Illawarra Severe Storms: Thursday 19th October 2000
by Jimmy Deguara
Although not the best of chases, the 19th October 2000 Illawarra severe storms were very impressive and photogenic. From observations and using evidence from data for that day, it is most likely that supercells occurred.
The day began with a rain band that cleared during the early afternoon revealing castellanus. The surface lifted index predicted values in the region mainly just south of the Illawarra were about -2 to -4, and perhaps -5 off the coast to the south of this region. The moisture profile was perfect with moist air in the lower layers provided by the rain band and drier air aloft. The Illawarra was to be in an area of the right exit region of an upper level subtropical jet. I had not checked into the conditions at the time but the lower level outflow from the band would provide the directional shear with north-northeasterly windshear. This provided perfect conditions for the development of severe storms, and supercells were definitely possible. My decision that morning though was purely based on the satellite picture - whether I should take my camera equipment ready to chase. One quick glance - Yes...
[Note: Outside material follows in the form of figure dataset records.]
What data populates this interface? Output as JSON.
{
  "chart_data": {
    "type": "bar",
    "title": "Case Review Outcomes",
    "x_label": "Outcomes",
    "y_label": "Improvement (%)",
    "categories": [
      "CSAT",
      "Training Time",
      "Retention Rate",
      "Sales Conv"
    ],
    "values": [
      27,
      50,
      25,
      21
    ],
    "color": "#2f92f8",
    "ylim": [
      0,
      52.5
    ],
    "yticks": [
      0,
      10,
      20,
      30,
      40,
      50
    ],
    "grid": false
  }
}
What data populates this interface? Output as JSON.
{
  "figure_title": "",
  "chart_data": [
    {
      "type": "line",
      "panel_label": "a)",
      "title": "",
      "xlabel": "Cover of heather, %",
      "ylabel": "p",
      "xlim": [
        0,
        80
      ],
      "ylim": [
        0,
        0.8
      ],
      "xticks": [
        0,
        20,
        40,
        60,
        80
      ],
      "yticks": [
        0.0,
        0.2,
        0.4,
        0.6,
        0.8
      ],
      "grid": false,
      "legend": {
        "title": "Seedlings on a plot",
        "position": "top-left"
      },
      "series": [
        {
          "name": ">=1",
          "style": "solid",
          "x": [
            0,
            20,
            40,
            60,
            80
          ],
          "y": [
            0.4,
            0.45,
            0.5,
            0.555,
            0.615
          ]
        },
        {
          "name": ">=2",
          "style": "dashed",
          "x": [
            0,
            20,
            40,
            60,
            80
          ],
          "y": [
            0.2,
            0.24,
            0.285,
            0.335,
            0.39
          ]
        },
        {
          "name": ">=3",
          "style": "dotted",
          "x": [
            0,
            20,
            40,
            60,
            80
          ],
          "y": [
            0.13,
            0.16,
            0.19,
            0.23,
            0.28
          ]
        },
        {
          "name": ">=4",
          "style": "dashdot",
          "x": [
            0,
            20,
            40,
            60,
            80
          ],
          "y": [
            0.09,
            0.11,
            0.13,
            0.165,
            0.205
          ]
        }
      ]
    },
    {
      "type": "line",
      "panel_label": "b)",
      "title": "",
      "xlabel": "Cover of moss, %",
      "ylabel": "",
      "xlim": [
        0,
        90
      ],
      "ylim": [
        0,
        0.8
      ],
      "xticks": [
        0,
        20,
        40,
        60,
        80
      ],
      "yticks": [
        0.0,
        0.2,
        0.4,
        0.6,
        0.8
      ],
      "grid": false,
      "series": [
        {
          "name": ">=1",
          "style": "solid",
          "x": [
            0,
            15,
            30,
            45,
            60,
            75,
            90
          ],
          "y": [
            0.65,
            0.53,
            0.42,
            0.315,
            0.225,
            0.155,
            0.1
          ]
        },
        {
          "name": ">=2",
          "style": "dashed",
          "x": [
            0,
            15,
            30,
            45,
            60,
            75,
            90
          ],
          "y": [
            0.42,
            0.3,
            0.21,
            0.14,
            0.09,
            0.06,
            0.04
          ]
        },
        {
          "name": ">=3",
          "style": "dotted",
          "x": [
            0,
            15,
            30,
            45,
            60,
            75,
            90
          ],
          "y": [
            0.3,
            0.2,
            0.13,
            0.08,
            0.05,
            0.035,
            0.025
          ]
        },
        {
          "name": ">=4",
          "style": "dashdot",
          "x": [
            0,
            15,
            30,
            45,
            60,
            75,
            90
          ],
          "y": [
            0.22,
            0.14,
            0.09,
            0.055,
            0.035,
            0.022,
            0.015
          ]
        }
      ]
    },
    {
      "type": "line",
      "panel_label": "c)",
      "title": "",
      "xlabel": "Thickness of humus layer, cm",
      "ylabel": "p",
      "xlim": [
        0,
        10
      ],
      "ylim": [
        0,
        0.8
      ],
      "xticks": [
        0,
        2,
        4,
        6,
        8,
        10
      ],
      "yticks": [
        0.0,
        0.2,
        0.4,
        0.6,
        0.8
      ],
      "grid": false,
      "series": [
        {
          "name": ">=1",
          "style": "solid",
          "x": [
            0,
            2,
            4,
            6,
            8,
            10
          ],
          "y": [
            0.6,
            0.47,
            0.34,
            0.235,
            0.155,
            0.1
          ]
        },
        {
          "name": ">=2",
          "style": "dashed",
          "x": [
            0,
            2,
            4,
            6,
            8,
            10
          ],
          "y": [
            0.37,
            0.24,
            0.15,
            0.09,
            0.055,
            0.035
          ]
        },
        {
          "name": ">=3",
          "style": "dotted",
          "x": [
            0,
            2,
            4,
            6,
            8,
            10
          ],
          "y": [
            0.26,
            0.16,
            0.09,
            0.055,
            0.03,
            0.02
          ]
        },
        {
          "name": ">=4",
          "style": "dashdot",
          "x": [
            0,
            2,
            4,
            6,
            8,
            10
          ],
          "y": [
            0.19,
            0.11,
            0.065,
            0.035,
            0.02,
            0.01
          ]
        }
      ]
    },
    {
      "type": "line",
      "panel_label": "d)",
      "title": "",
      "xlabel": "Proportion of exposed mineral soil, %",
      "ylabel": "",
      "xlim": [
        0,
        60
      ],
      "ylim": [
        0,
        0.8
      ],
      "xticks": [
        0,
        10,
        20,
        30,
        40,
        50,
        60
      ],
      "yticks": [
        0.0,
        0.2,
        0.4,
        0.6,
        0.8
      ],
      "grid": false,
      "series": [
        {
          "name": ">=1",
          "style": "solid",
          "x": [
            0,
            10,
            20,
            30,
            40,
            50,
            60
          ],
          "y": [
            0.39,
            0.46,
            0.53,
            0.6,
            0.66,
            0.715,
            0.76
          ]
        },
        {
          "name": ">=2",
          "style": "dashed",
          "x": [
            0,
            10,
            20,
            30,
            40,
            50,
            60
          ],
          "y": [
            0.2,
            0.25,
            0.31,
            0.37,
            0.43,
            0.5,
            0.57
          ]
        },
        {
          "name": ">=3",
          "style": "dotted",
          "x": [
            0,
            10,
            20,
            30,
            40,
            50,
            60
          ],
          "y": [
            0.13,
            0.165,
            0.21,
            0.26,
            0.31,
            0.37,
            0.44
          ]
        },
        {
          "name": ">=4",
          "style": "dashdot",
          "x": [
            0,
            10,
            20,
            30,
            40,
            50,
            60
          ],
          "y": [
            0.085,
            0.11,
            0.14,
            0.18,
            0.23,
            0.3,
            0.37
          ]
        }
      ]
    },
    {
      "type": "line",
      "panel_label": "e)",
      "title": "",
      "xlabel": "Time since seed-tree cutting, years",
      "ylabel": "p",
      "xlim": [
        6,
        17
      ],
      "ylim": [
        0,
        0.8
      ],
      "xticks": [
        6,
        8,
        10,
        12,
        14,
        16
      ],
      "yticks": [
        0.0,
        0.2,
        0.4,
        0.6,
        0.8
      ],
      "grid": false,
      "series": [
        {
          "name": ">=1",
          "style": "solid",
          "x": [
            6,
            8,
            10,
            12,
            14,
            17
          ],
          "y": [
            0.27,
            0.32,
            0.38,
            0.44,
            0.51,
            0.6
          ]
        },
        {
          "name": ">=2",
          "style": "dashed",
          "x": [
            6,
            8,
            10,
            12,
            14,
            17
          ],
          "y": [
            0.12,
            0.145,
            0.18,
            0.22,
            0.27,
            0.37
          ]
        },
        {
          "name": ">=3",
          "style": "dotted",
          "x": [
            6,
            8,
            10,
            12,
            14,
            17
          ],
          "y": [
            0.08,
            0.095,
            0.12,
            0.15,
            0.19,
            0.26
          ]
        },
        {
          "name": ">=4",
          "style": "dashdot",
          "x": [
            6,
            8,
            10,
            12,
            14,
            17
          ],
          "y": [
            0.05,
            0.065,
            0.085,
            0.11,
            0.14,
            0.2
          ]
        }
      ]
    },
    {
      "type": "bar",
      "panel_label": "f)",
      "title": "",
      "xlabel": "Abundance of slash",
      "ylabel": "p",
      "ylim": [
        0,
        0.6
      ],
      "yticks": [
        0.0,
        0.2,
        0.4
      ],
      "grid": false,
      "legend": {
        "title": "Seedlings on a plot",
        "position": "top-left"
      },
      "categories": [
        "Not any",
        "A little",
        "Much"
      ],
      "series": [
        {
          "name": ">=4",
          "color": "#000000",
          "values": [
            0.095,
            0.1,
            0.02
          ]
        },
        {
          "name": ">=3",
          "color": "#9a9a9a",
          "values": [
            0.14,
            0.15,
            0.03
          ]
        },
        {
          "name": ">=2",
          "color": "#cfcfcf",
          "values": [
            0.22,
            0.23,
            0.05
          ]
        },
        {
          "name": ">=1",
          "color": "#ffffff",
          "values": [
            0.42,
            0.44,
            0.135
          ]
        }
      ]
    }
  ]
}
I noticed the cloud band had begun to clear during the early afternoon. It was evident that there was a distinct line on the satellite picture where cloud and moisture seemed to be trapped along the trough behind the clearing edge of the cloud band. Were others in ASWA watching these developments? That was quickly answered as the mobile phone went off with a call from Paul Graham whilst in the classroom. The students' reaction: "we are not allowed to have mobile phones in the classroom so why are you?" "Umm - Paul, I will call you later..."
During the early afternoon, you could see towers rising to the far southwest. They had the orange tinge to them due to the haze. I was hoping they would not escape off the coast before I could leave work. I had to chair a quick meeting to give a survey - and boy did I make it quick!! I was on the road to Rooty Hill shortly after 3pm.
Well I never stopped at Rooty Hill. I continued on to a lookout at Kemps Creek which had a slightly better southerly view. A major cumulonimbus cell had begun to explode. It is a well known fact that cells around Sydney normally would have flattened out before making an attempt of breaking through but this cell had shot straight up with a bulge at the top as the updraught hit the upper level inversion. The anvil, although existent, seemed to not be able to spread out fast enough as the updraught rose. With each strong updraught, there was evidence of attempted backshearing.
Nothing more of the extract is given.